RH: como tecnologia, novos salários e gestão de pessoas estão redesenhando o mercado de trabalho
Por Bárbara Souza
O mercado de trabalho na área de Recursos Humanos (RH) está passando por uma transformação profunda. As tendências que emergem neste ano não apenas refletem os impactos da automação e da inteligência artificial (IA), mas também reforçam a importância da experiência humana no ambiente de trabalho, uma dualidade que pode definir o novo contrato entre empregadores e empregados, e o parâmetro dos salários de trabalhadores da área.

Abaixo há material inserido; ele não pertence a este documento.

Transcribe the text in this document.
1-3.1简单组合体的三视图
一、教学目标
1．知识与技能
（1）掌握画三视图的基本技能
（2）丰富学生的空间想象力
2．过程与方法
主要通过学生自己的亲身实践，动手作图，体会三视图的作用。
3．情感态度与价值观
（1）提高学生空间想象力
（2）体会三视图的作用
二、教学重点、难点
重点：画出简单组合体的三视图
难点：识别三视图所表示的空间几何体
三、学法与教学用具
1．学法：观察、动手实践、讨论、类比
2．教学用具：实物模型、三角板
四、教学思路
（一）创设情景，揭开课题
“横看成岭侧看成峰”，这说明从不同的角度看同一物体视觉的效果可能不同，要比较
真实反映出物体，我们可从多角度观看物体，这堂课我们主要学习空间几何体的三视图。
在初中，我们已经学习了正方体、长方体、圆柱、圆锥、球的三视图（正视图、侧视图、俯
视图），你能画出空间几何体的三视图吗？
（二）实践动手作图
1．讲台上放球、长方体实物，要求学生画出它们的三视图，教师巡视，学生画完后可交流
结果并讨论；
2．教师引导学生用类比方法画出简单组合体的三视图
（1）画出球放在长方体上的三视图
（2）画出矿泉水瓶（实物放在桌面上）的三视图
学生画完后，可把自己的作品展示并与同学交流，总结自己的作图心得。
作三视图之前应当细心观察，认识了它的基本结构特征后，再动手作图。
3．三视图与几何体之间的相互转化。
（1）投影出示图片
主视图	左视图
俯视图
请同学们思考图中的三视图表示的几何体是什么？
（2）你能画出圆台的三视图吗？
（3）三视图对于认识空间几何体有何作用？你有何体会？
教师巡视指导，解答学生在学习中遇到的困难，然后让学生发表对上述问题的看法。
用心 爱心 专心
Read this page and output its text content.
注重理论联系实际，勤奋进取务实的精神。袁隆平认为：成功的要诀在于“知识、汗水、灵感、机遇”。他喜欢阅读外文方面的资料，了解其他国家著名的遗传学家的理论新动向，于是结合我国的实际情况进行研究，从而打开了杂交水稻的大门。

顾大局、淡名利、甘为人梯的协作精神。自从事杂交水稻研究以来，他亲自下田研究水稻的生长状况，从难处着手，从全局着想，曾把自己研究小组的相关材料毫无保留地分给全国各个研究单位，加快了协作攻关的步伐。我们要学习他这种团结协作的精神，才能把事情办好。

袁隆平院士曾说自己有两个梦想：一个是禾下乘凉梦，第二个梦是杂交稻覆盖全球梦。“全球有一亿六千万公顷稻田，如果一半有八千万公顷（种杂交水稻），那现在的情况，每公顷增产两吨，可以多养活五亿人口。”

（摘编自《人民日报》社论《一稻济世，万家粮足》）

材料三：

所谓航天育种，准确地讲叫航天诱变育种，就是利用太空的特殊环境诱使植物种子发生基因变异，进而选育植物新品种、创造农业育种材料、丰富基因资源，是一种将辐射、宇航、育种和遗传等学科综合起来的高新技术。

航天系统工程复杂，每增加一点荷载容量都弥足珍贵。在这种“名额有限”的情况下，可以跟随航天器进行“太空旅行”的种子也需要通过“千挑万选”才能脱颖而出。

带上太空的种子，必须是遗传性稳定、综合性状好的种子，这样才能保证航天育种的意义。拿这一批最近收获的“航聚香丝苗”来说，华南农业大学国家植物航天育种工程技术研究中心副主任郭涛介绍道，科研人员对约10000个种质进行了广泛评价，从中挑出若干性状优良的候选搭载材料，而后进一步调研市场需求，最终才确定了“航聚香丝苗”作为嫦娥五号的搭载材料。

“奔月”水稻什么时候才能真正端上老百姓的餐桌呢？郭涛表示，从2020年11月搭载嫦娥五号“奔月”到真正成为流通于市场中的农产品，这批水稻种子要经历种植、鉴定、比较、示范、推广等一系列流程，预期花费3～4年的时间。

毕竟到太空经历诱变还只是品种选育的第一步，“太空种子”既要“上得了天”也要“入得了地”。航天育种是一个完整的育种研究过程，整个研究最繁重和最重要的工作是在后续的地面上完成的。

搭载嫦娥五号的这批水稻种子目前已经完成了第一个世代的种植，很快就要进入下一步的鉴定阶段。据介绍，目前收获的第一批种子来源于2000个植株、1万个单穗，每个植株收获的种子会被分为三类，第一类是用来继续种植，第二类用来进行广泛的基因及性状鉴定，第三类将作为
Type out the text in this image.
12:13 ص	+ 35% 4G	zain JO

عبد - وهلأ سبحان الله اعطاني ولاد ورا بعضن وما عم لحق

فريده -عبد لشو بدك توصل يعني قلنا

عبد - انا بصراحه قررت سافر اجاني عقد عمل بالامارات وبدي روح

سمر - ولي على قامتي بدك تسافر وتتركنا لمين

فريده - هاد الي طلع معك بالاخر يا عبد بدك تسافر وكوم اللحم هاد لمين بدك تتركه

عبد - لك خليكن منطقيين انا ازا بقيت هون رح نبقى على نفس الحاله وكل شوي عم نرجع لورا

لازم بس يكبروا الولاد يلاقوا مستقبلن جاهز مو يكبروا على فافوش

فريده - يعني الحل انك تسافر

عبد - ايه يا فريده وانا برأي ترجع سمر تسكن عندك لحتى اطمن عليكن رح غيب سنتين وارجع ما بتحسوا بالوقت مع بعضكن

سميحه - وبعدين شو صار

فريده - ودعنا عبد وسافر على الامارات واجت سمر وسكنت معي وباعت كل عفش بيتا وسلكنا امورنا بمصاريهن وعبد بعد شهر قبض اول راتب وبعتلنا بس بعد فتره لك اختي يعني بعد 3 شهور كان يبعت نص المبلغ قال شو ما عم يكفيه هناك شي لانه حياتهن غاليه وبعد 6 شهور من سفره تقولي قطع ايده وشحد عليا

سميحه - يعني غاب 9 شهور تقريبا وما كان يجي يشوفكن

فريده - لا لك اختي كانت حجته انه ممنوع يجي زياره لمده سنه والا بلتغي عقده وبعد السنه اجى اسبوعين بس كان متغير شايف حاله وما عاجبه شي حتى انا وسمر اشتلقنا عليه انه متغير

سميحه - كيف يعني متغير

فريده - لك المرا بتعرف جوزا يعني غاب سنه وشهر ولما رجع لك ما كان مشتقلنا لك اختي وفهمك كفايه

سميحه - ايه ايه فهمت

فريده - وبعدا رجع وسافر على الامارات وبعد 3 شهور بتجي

A adoção de inteligência artificial deixou de ser promessa para se tornar parte do cotidiano das equipes de RH. Dados recentes indicam que cerca de 65% dos líderes de RH veem a IA como positiva para suas operações, com aplicações significativas em recrutamento, aprendizagem e gestão de desempenho, diminuindo o tempo dedicado a tarefas administrativas e permitindo que profissionais se concentrem em atividades estratégicas e de maior valor humano.
Mais do que ferramentas, sistemas de IA começam a desempenhar papéis autônomos no gerenciamento de processos, com “agentic AI”, uma forma de IA que pode planejar e executar tarefas complexas com supervisão humana, ganhando espaço nas organizações. Embora ainda mais comum em grandes empresas, essa tecnologia sinaliza uma mudança de paradigma na automação de funções tradicionais de RH.
Mas a tecnologia não vem sem desafios. A integração acelerada de IA também traz questões éticas, de governança e de confiança, que hoje se posicionam no centro das prioridades dos líderes de RH. O relatório “State of the Workplace 2026” mostra que 72% dos profissionais de RH reconhecem que as expectativas dos trabalhadores em relação às empresas cresceram, com forte ênfase em liderança eficaz e cultura organizacional robusta.
Essas expectativas refletem tendências mais amplas do mercado de trabalho. A retenção de talentos, por exemplo, segue um tema crítico. Estratégias que combinam tecnologia e empatia, como análise de sentimento em tempo real e iniciativas de reconhecimento contínuo, têm sido adotadas para melhorar a experiência do colaborador, que, segundo pesquisas, está diretamente ligada à satisfação no trabalho e à probabilidade de permanência na empresa.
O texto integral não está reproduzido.